Made in Italy made in Germany

vapiano

Se non fosse per i nomi di alcune pizze, sembrerebbe di essere in Italia. Disegni del “belpaese” alle pareti, frasi celebri, profumi. Persino i centenari alberi d’ulivo all’ingresso, voluti dal celebre designer Matteo Thun, contribuiscono a creare un’atmosfera volutamente italiana basata sulle regine della nostra alimentazione: pizze e pasta. Perché Vapiano, società tedesca presente ormai in quattro continenti e marchio dei suoi tanti ristoranti, ha puntato su concetti semplici. Qualità, freschezza e trasparenza, affinché il cliente si possa sentire tra amici e non in un luogo di ristorazione. Ma perché puntare proprio sull’alimentazione italiana? “Abbiamo deciso di identificarci con gusto e stile di vita mediterranei – rispondono dalla sede di Amburgo – perché appartiene al nostro ideale di ristorazione, di rapporto amichevole con il cliente. I tre punti chiave dell’attività sono freschezza, spontaneità, tranquillità. La cucina è a vista per offrire alla clientela la possibilità di guardare le varie fasi di preparazione”.

 

Prezzi concorrenziali

Non si tratta però solo di immagine. Al design si unisce infatti l’attenzione verso il cibo: “Le materie prime provengono da Germania e Italia e in diversi casi ci siamo adeguati al mercato senza però mai tralasciare la volontà di puntare sulla qualità. Per esempio nei Paesi arabi offriamo la pasta alla carbonara sostituendo il maiale con il manzo”. Scelte che, a giudicare dalla clientela osservata nei ristoranti di Innsbruck, Londra e Lussemburgo, sembrano aver fatto breccia.

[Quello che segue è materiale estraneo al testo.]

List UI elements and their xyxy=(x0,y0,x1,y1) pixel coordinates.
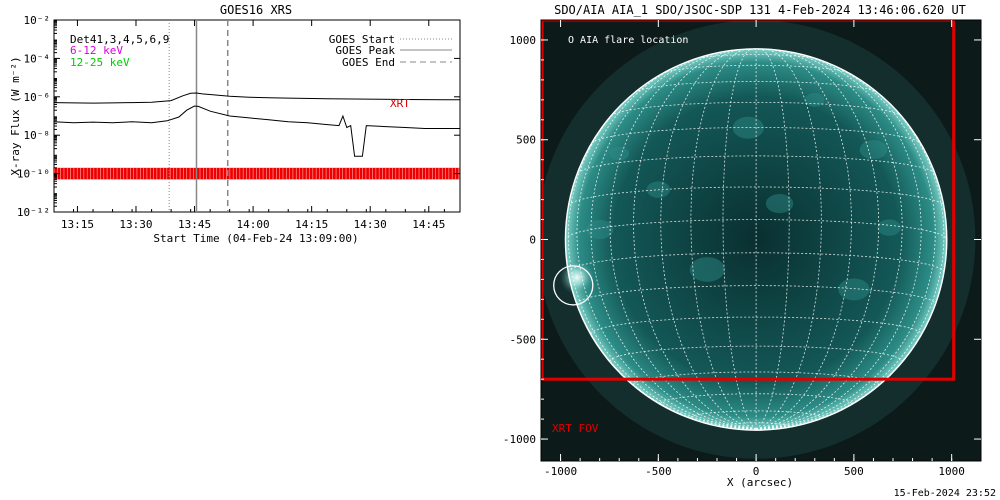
goes-x-axis-label: Start Time (04-Feb-24 13:09:00) xyxy=(153,232,358,245)
goes-plot-frame xyxy=(53,19,461,213)
grid-meridian xyxy=(590,51,757,430)
legend-detectors: Det41,3,4,5,6,9 xyxy=(70,33,169,46)
series-line-6-12kev xyxy=(54,105,460,157)
grid-meridian xyxy=(756,76,945,430)
aia-y-tick-label: 500 xyxy=(516,134,536,147)
goes-y-tick-label: 10⁻² xyxy=(24,14,51,27)
active-region xyxy=(689,257,725,282)
grid-parallel xyxy=(610,101,902,117)
series-line-12-25kev xyxy=(54,92,460,104)
grid-meridian xyxy=(567,76,757,430)
grid-meridian xyxy=(633,49,757,430)
goes-x-tick-label: 13:15 xyxy=(61,218,94,231)
flare-location-circle xyxy=(553,265,594,306)
grid-meridian xyxy=(690,48,757,430)
grid-parallel xyxy=(568,186,945,207)
grid-meridian xyxy=(576,56,757,430)
goes-x-tick-label: 13:30 xyxy=(119,218,152,231)
active-region xyxy=(805,92,825,107)
aia-x-tick-label: 0 xyxy=(753,465,760,478)
legend-12-25-kev: 12-25 keV xyxy=(70,56,130,69)
aia-image-panel: SDO/AIA AIA_1 SDO/JSOC-SDP 131 4-Feb-202… xyxy=(503,3,982,489)
aia-axes: -1000 -500 0 500 1000 -1000 -500 0 500 1000 xyxy=(503,20,981,478)
grid-parallel xyxy=(565,219,948,240)
xrt-observation-band xyxy=(54,167,460,180)
grid-meridian xyxy=(722,48,757,430)
grid-meridian xyxy=(755,48,822,430)
footer-timestamp: 15-Feb-2024 23:52 xyxy=(894,488,996,499)
grid-parallel xyxy=(576,285,936,305)
goes-title: GOES16 XRS xyxy=(220,3,292,17)
grid-meridian xyxy=(756,56,936,430)
goes-y-tick-label: 10⁻⁶ xyxy=(24,91,51,104)
legend-goes-peak: GOES Peak xyxy=(335,44,395,57)
grid-meridian xyxy=(609,50,757,430)
grid-parallel xyxy=(591,127,922,144)
goes-x-tick-label: 14:15 xyxy=(295,218,328,231)
goes-x-tick-label: 14:30 xyxy=(354,218,387,231)
active-region xyxy=(877,219,901,236)
goes-y-tick-label: 10⁻¹⁰ xyxy=(17,168,50,181)
goes-y-axis-label: X-ray Flux (W m⁻²) xyxy=(9,56,22,175)
aia-x-tick-label: -500 xyxy=(645,465,672,478)
flare-location-legend: O AIA flare location xyxy=(568,35,688,46)
goes-xrs-panel: GOES16 XRS 13:15 13:30 13:45 14:00 14:15 14:3… xyxy=(9,3,461,245)
legend-goes-end: GOES End xyxy=(342,56,395,69)
grid-meridian xyxy=(756,48,852,430)
goes-x-tick-label: 14:00 xyxy=(237,218,270,231)
flare-location-legend-text: AIA flare location xyxy=(580,35,688,46)
active-region xyxy=(732,116,764,139)
goes-y-tick-label: 10⁻⁸ xyxy=(24,129,51,142)
goes-x-tick-label: 14:45 xyxy=(412,218,445,231)
aia-x-tick-label: 500 xyxy=(844,465,864,478)
grid-parallel xyxy=(722,422,790,427)
grid-parallel xyxy=(662,64,850,74)
active-region xyxy=(859,140,888,160)
goes-y-tick-label: 10⁻¹² xyxy=(17,206,50,219)
aia-x-tick-label: 1000 xyxy=(938,465,965,478)
grid-parallel xyxy=(609,345,903,362)
aia-y-tick-label: -500 xyxy=(510,333,537,346)
aia-title: SDO/AIA AIA_1 SDO/JSOC-SDP 131 4-Feb-202… xyxy=(554,3,966,17)
flare-location-legend-icon: O xyxy=(568,35,580,46)
aia-y-tick-label: 1000 xyxy=(510,34,537,47)
xrt-annotation: XRT xyxy=(390,97,410,110)
grid-parallel xyxy=(577,155,936,174)
grid-meridian xyxy=(756,50,903,430)
solar-limb xyxy=(564,48,948,431)
grid-parallel xyxy=(690,410,822,418)
goes-x-tick-label: 13:45 xyxy=(178,218,211,231)
grid-parallel xyxy=(590,316,922,335)
aia-y-tick-label: 0 xyxy=(529,234,536,247)
aia-x-tick-label: -1000 xyxy=(544,465,577,478)
grid-parallel xyxy=(660,393,852,404)
grid-parallel xyxy=(633,371,880,385)
goes-y-tick-label: 10⁻⁴ xyxy=(24,52,51,65)
grid-meridian xyxy=(756,51,922,430)
aia-frame xyxy=(540,19,982,462)
aia-y-tick-label: -1000 xyxy=(503,433,536,446)
legend-6-12-kev: 6-12 keV xyxy=(70,44,123,57)
goes-axes: 13:15 13:30 13:45 14:00 14:15 14:30 14:45 10⁻¹²… xyxy=(17,14,460,231)
grid-parallel xyxy=(693,54,819,60)
grid-meridian xyxy=(660,48,757,430)
flare-glow xyxy=(559,259,595,296)
grid-meridian xyxy=(756,49,880,430)
active-region xyxy=(765,194,794,214)
active-region xyxy=(838,278,870,301)
aia-x-axis-label: X (arcsec) xyxy=(727,476,793,489)
aia-image xyxy=(541,20,976,459)
active-region xyxy=(585,219,614,240)
legend-goes-start: GOES Start xyxy=(329,33,395,46)
grid-meridian xyxy=(755,48,790,430)
xrt-fov-label: XRT FOV xyxy=(552,422,599,435)
active-region xyxy=(609,146,629,161)
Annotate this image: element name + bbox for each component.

Concorrenziali anche i prezzi delle voci in menù, che variano dai 6,10 euro della margherita, fino 9,10 per la gamberi e rucola o per la più particolare chicken barbacue (pollo, cipolle, mozzarella, pomodoro e formaggio affumicato). Stessi prezzi per la pasta, dove è però è possibile abbinare a determinati formati differenti condimenti. E sul fronte mercato cosa bolle in pentola? “Al momento aperture in Italia o in Spagna non rientrano tra i progetti, ma tutto può velocemente cambiare”, informano da Vapiano lasciando però una porta aperta a chi volesse aprire un’attività in franchising: “Cerchiamo comunque persone con un’anima imprenditoriale interessati a entrare in questo settore. Richiediamo un capitale di 300mila euro, sufficiente per organizzare il locale e cominciare. Ma è soprattutto importante sposare la nostra filosofia. Diventare un ‘vapianista’ significa credere in un modello che non si ferma alla pura somministrazione del cibo, ma che consiste nel creare un legame con la clientela”.

 

 

Numeri da primato

Tra joint venture, franchising ed esercizi di proprietà sono 90 ristoranti in 23 nazioni, su 4 continenti. Tra i 50 e gli 80 posti di lavoro, molti dei quali full time, per ogni apertura, 95 milioni di euro di ricavi nel 2009, 123 milioni di fatturato nel 2010, 5 premi internazionali legati all’innovazione alimentare, un piano di espansione che nei prossimi nove mesi accrescerà le presenze in Austria, Germania e Francia sbarcando anche in Finlandia e Svezia. Ma con l’obiettivo di raggiungere quota 189 entro il 2014. E’ questo l’impero a marchio Vapiano, vetrina tedesca dell’alimentazione mediterranea nel mondo.